A year and a half later, we tried a frozen embryo transfer for our third child. I began daily injections to prepare for the pregnancy. At first, I felt only mild discomfort, but about six weeks in, I experienced severe reactions—dizziness, trouble breathing, and a strange metallic taste after each shot. Night after night, I suffered through these allergic-like responses. Doctors were puzzled; some said it was impossible, others dismissed it as pregnancy-related. Yet stopping the injections wasn’t an option without risking the pregnancy. I endured each night, recovering slowly on the floor or in bed. Even after stopping the injections, I continued to have dizzy spells and “chemical episodes,” disorienting attacks that could last hours, leaving me exhausted and bedridden.

I saw numerous doctors and underwent countless tests. Some suspected it was psychological, others feared tumors. Finally, a neurologist diagnosed me with Postural Orthostatic Tachycardia Syndrome (POTS), a disorder of the autonomic nervous system causing my blood pressure to plummet and heart rate to spike whenever I stood. Relief came with having a name, but it was only the beginning. I started medications, wore compression stockings, drank electrolytes, and increased salt intake. Even so, standing, sitting, or walking became monumental challenges. I crawled through my home, spent hours on the couch or floor, and required help for basic activities. Every day was a struggle. My husband and friends became indispensable, helping me care for our children, ensuring we all survived the daily battles together.

Eventually, I could venture outside with a wheelchair, and the fresh air, sunlight, and even simple sights like mountains or cows brought tears of gratitude. Slowly, I began small exercises and recumbent biking, building strength even while seven months pregnant. At first, each effort left me nearly incapacitated, but I persisted, doing what I could. My husband encouraged me to aim for a 20-mile bike race—a goal that initially seemed impossible. Yet step by step, mile by mile, I improved. A one-mile ride became three, then ten.
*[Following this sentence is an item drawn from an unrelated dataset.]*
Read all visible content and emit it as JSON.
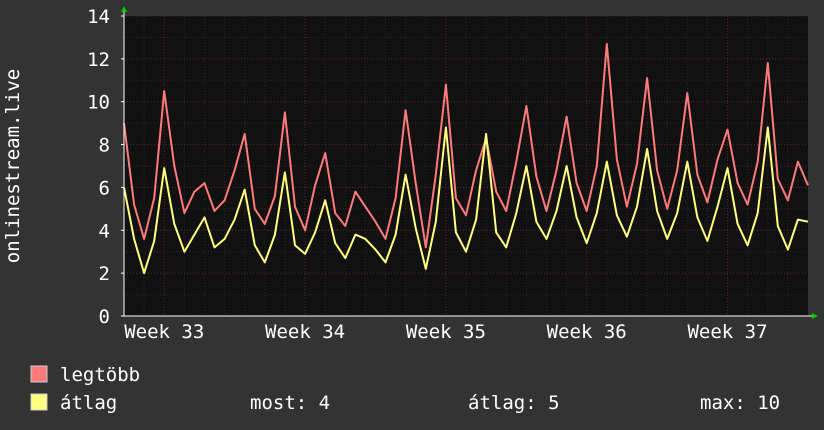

I faced setbacks, but determination and the thrill of progress carried me forward. By race day, I completed all 20 miles, finishing last but victorious, with confidence, hope, and strength restored.

The following year, further testing revealed Mast Cell Activation Syndrome (MCAS), an overactive immune response, and possible Sjogren’s Syndrome. With medications, a medical diet, and continued biking, I regained more independence and strength. I even exceeded my expectations, biking 63 miles in a 40-mile race and logging over 4,000 miles since those early, grueling rides. I discovered my passion and reclaimed my life.

Today, we are profoundly grateful for God’s guidance, for family, and for friends who helped us navigate these challenges. Life looks different now—wheelchairs are tools for endurance, diets are strictly managed, and adventures are carefully planned—but we are thriving. We’ve also embarked on adoption to continue growing our family. The process is extensive, involving applications, background checks, interviews, and classes, but we tackle it one step at a time, confident in what we have learned: persistence, hope, and faith can make dreams come true.

To anyone on a difficult journey, know you are not alone. Keep moving forward, one day at a time, focusing on what you can do. Don’t give up. Try new directions when one path closes. Look back only to marvel at how far you’ve come—and remember, every step has been worth it.